Communications alternatives
Last year, US-based Smart Grid networking vendor Silver Spring called on the UK communications regulator Ofcom to allocate a band of radio frequency spectrum to a wireless technology called RF mesh.
“Radio frequency mesh gives you a peer-to-peer network, where every node communicates wirelessly with all of its neighbours in the area,” explains John O’Farrell, vice president of business development for Silver Spring. “All the nodes form a dense mesh that can cover an entire area in a highly redundant way, as you have multiple different routes to any particular node in the network.”
Silver Spring argues that the viability of Smart Grid in the UK is impaired by the fact that there is no radio frequency on which RF mesh can be used, unlike in the US where, O’Farrell claims, “it is the overwhelming choice of the utility industry” for Smart Grid communications infrastructure.
The reason for this is that RF mesh can be used to provide more complete and consistent coverage than the mobile telephony network, O’Farrell argues. “If you are using a traditional mobile phone network for Smart Grid, you need to get a reliable mobile phone signal from the base station to every smart meter,” he says. “In a mesh network, you only need to get a signal to a few of the points in the network, and then it travels from point to point within the mesh.”
There are other communications technologies competing to become the backbone of Smart Grid. In March 2010, networking giant Cisco made a significant investment in Grid Net, a company whose technology employs WiMax to link smart meters, while other vendors champion broadband power line technology, where data is transferred through the actual utility network infrastructure itself. The stiffest competition for all of these, in the short term at least, comes from the traditional mobile network, as the British Gas example proves.
Cost may well prove to be the deciding factor; energy suppliers do not stand to gain much, if anything, in extra revenue from Smart Grid so they will look for the cheapest option. Which option is cheapest is not yet obvious, however. O’Farrell argues that using mobile networks will involve costly upgrades to the meters as they cycle through GPRS, 3G and 4G networking standards; unlike some of the alternatives, however, the infrastructure is already there.
The potential functionality of the Smart Grid could be at stake. Proponents of full IP-based wide area networks for Smart Grids argue that many of the benefits to suppliers, such as real-time pricing and dynamic generation management require speeds of data transfer that some networking technologies simply cannot uphold.

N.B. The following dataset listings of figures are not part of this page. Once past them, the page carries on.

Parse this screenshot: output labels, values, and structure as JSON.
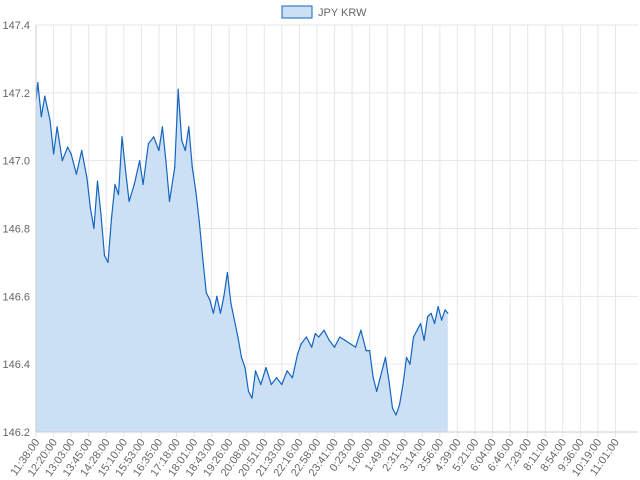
{
  "chart_data": {
    "type": "area",
    "legend_position": "top",
    "grid": true,
    "ylim": [
      146.2,
      147.4
    ],
    "y_ticks": [
      146.2,
      146.4,
      146.6,
      146.8,
      147.0,
      147.2,
      147.4
    ],
    "y_tick_labels": [
      "146.2",
      "146.4",
      "146.6",
      "146.8",
      "147.0",
      "147.2",
      "147.4"
    ],
    "x_tick_labels": [
      "11:38:00",
      "12:20:00",
      "13:03:00",
      "13:45:00",
      "14:28:00",
      "15:10:00",
      "15:53:00",
      "16:35:00",
      "17:18:00",
      "18:01:00",
      "18:43:00",
      "19:26:00",
      "20:08:00",
      "20:51:00",
      "21:33:00",
      "22:16:00",
      "22:58:00",
      "23:41:00",
      "0:23:00",
      "1:06:00",
      "1:49:00",
      "2:31:00",
      "3:14:00",
      "3:56:00",
      "4:39:00",
      "5:21:00",
      "6:04:00",
      "6:46:00",
      "7:29:00",
      "8:11:00",
      "8:54:00",
      "9:36:00",
      "10:19:00",
      "11:01:00"
    ],
    "colors": {
      "line": "#1565c0",
      "fill": "#cce0f5",
      "grid": "#e6e6e6"
    },
    "series": [
      {
        "name": "JPY KRW",
        "points": [
          [
            0,
            147.18
          ],
          [
            0.1,
            147.23
          ],
          [
            0.3,
            147.13
          ],
          [
            0.5,
            147.19
          ],
          [
            0.8,
            147.12
          ],
          [
            1.0,
            147.02
          ],
          [
            1.2,
            147.1
          ],
          [
            1.5,
            147.0
          ],
          [
            1.8,
            147.04
          ],
          [
            2.0,
            147.02
          ],
          [
            2.3,
            146.96
          ],
          [
            2.6,
            147.03
          ],
          [
            2.9,
            146.95
          ],
          [
            3.1,
            146.86
          ],
          [
            3.3,
            146.8
          ],
          [
            3.5,
            146.94
          ],
          [
            3.7,
            146.84
          ],
          [
            3.9,
            146.72
          ],
          [
            4.1,
            146.7
          ],
          [
            4.3,
            146.83
          ],
          [
            4.5,
            146.93
          ],
          [
            4.7,
            146.9
          ],
          [
            4.9,
            147.07
          ],
          [
            5.1,
            146.97
          ],
          [
            5.3,
            146.88
          ],
          [
            5.6,
            146.93
          ],
          [
            5.9,
            147.0
          ],
          [
            6.1,
            146.93
          ],
          [
            6.4,
            147.05
          ],
          [
            6.7,
            147.07
          ],
          [
            7.0,
            147.03
          ],
          [
            7.2,
            147.1
          ],
          [
            7.4,
            147.0
          ],
          [
            7.6,
            146.88
          ],
          [
            7.9,
            146.98
          ],
          [
            8.1,
            147.21
          ],
          [
            8.3,
            147.06
          ],
          [
            8.5,
            147.03
          ],
          [
            8.7,
            147.1
          ],
          [
            8.9,
            146.98
          ],
          [
            9.1,
            146.91
          ],
          [
            9.3,
            146.82
          ],
          [
            9.5,
            146.71
          ],
          [
            9.7,
            146.61
          ],
          [
            9.9,
            146.59
          ],
          [
            10.1,
            146.55
          ],
          [
            10.3,
            146.6
          ],
          [
            10.5,
            146.55
          ],
          [
            10.7,
            146.6
          ],
          [
            10.9,
            146.67
          ],
          [
            11.1,
            146.58
          ],
          [
            11.3,
            146.53
          ],
          [
            11.5,
            146.48
          ],
          [
            11.7,
            146.42
          ],
          [
            11.9,
            146.39
          ],
          [
            12.1,
            146.32
          ],
          [
            12.3,
            146.3
          ],
          [
            12.5,
            146.38
          ],
          [
            12.8,
            146.34
          ],
          [
            13.1,
            146.39
          ],
          [
            13.4,
            146.34
          ],
          [
            13.7,
            146.36
          ],
          [
            14.0,
            146.34
          ],
          [
            14.3,
            146.38
          ],
          [
            14.6,
            146.36
          ],
          [
            14.9,
            146.43
          ],
          [
            15.1,
            146.46
          ],
          [
            15.4,
            146.48
          ],
          [
            15.7,
            146.45
          ],
          [
            15.9,
            146.49
          ],
          [
            16.1,
            146.48
          ],
          [
            16.4,
            146.5
          ],
          [
            16.7,
            146.47
          ],
          [
            17.0,
            146.45
          ],
          [
            17.3,
            146.48
          ],
          [
            17.6,
            146.47
          ],
          [
            17.9,
            146.46
          ],
          [
            18.2,
            146.45
          ],
          [
            18.5,
            146.5
          ],
          [
            18.8,
            146.44
          ],
          [
            19.0,
            146.44
          ],
          [
            19.2,
            146.36
          ],
          [
            19.4,
            146.32
          ],
          [
            19.6,
            146.36
          ],
          [
            19.8,
            146.4
          ],
          [
            19.9,
            146.42
          ],
          [
            20.1,
            146.35
          ],
          [
            20.3,
            146.27
          ],
          [
            20.5,
            146.25
          ],
          [
            20.7,
            146.28
          ],
          [
            20.9,
            146.34
          ],
          [
            21.1,
            146.42
          ],
          [
            21.3,
            146.4
          ],
          [
            21.5,
            146.48
          ],
          [
            21.7,
            146.5
          ],
          [
            21.9,
            146.52
          ],
          [
            22.1,
            146.47
          ],
          [
            22.3,
            146.54
          ],
          [
            22.5,
            146.55
          ],
          [
            22.7,
            146.52
          ],
          [
            22.9,
            146.57
          ],
          [
            23.1,
            146.53
          ],
          [
            23.3,
            146.56
          ],
          [
            23.45,
            146.55
          ]
        ]
      }
    ]
  }
}
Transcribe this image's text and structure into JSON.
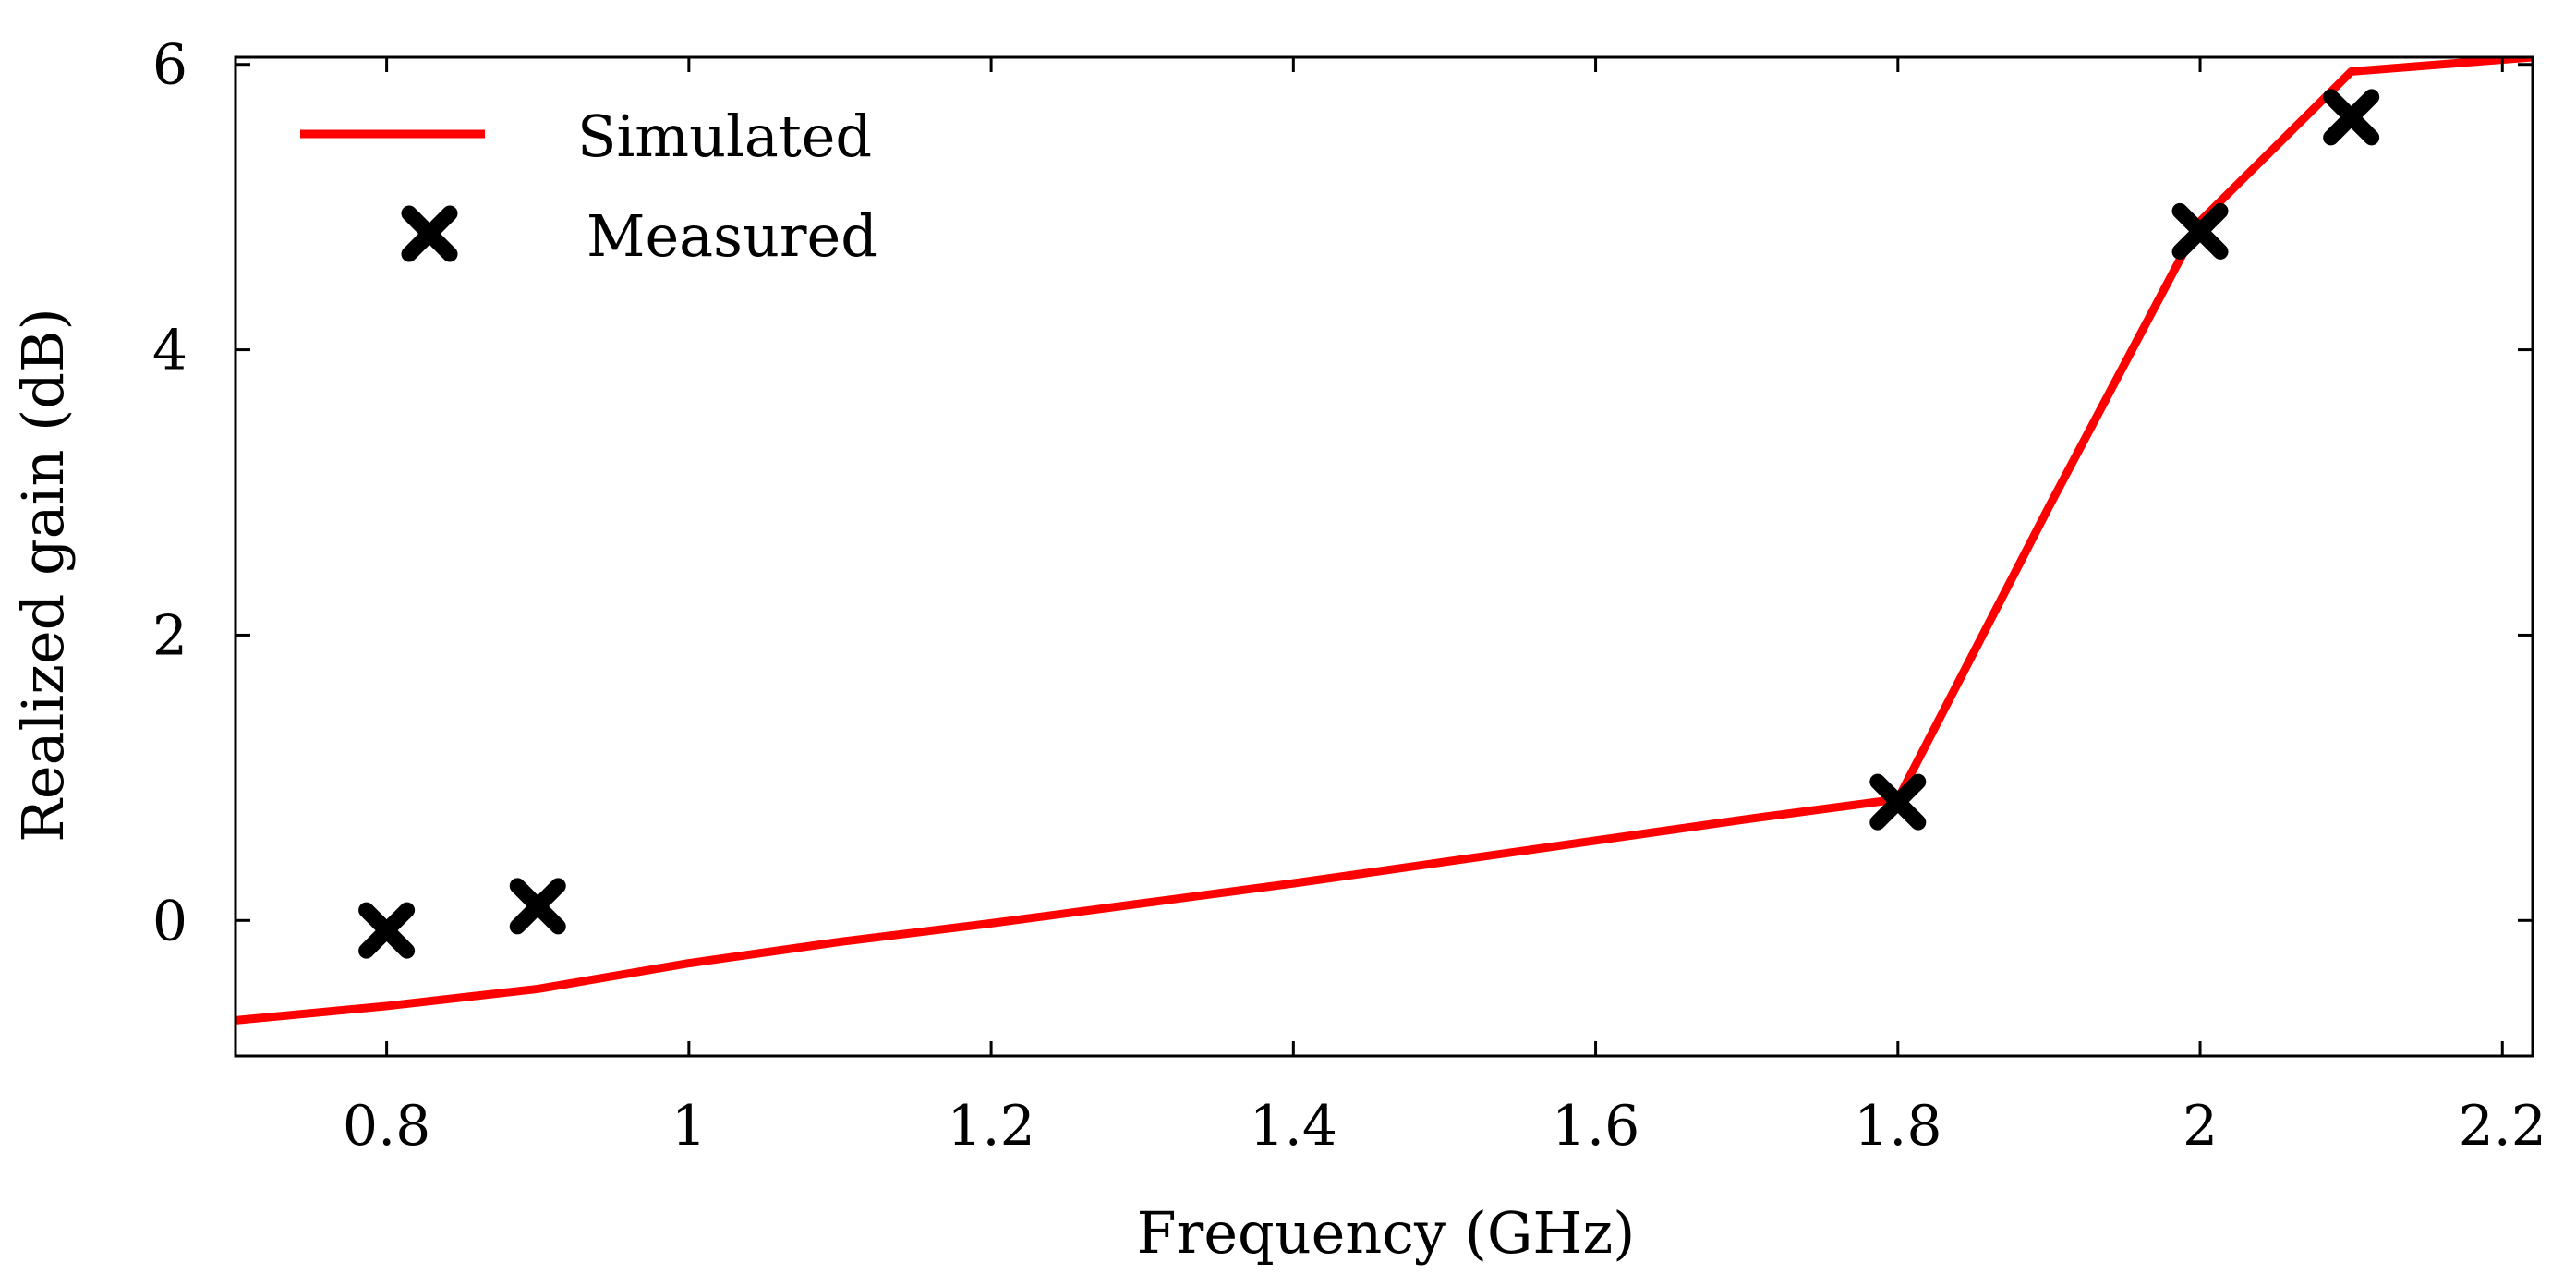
{
  "chart_data": {
    "type": "line",
    "title": "",
    "xlabel": "Frequency (GHz)",
    "ylabel": "Realized gain (dB)",
    "xlim": [
      0.7,
      2.22
    ],
    "ylim": [
      -0.95,
      6.05
    ],
    "xticks": [
      {
        "value": 0.8,
        "label": "0.8"
      },
      {
        "value": 1.0,
        "label": "1"
      },
      {
        "value": 1.2,
        "label": "1.2"
      },
      {
        "value": 1.4,
        "label": "1.4"
      },
      {
        "value": 1.6,
        "label": "1.6"
      },
      {
        "value": 1.8,
        "label": "1.8"
      },
      {
        "value": 2.0,
        "label": "2"
      },
      {
        "value": 2.2,
        "label": "2.2"
      }
    ],
    "yticks": [
      {
        "value": 0,
        "label": "0"
      },
      {
        "value": 2,
        "label": "2"
      },
      {
        "value": 4,
        "label": "4"
      },
      {
        "value": 6,
        "label": "6"
      }
    ],
    "grid": false,
    "legend_position": "top-left",
    "series": [
      {
        "name": "Simulated",
        "kind": "line",
        "color": "#ff0000",
        "x": [
          0.7,
          0.8,
          0.9,
          1.0,
          1.1,
          1.2,
          1.3,
          1.4,
          1.5,
          1.6,
          1.7,
          1.8,
          1.9,
          2.0,
          2.1,
          2.22
        ],
        "y": [
          -0.7,
          -0.6,
          -0.48,
          -0.3,
          -0.15,
          -0.02,
          0.12,
          0.26,
          0.41,
          0.56,
          0.71,
          0.85,
          2.9,
          4.9,
          5.95,
          6.05
        ]
      },
      {
        "name": "Measured",
        "kind": "scatter",
        "marker": "x",
        "color": "#000000",
        "x": [
          0.8,
          0.9,
          1.8,
          2.0,
          2.1
        ],
        "y": [
          -0.07,
          0.1,
          0.83,
          4.83,
          5.63
        ]
      }
    ]
  }
}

Like the Internet, however, the Smart Grid is likely to comprise different networking technologies simultaneously, and those technologies will evolve over time.
This is just one of many ways in which lessons learned from the development of the Internet will help guide energy suppliers, governments and consumers as they make Smart Grid decisions. “It’s not like we’re reinventing the wheel,” O’Farrell remarks. “We’re just building the Internet for energy.”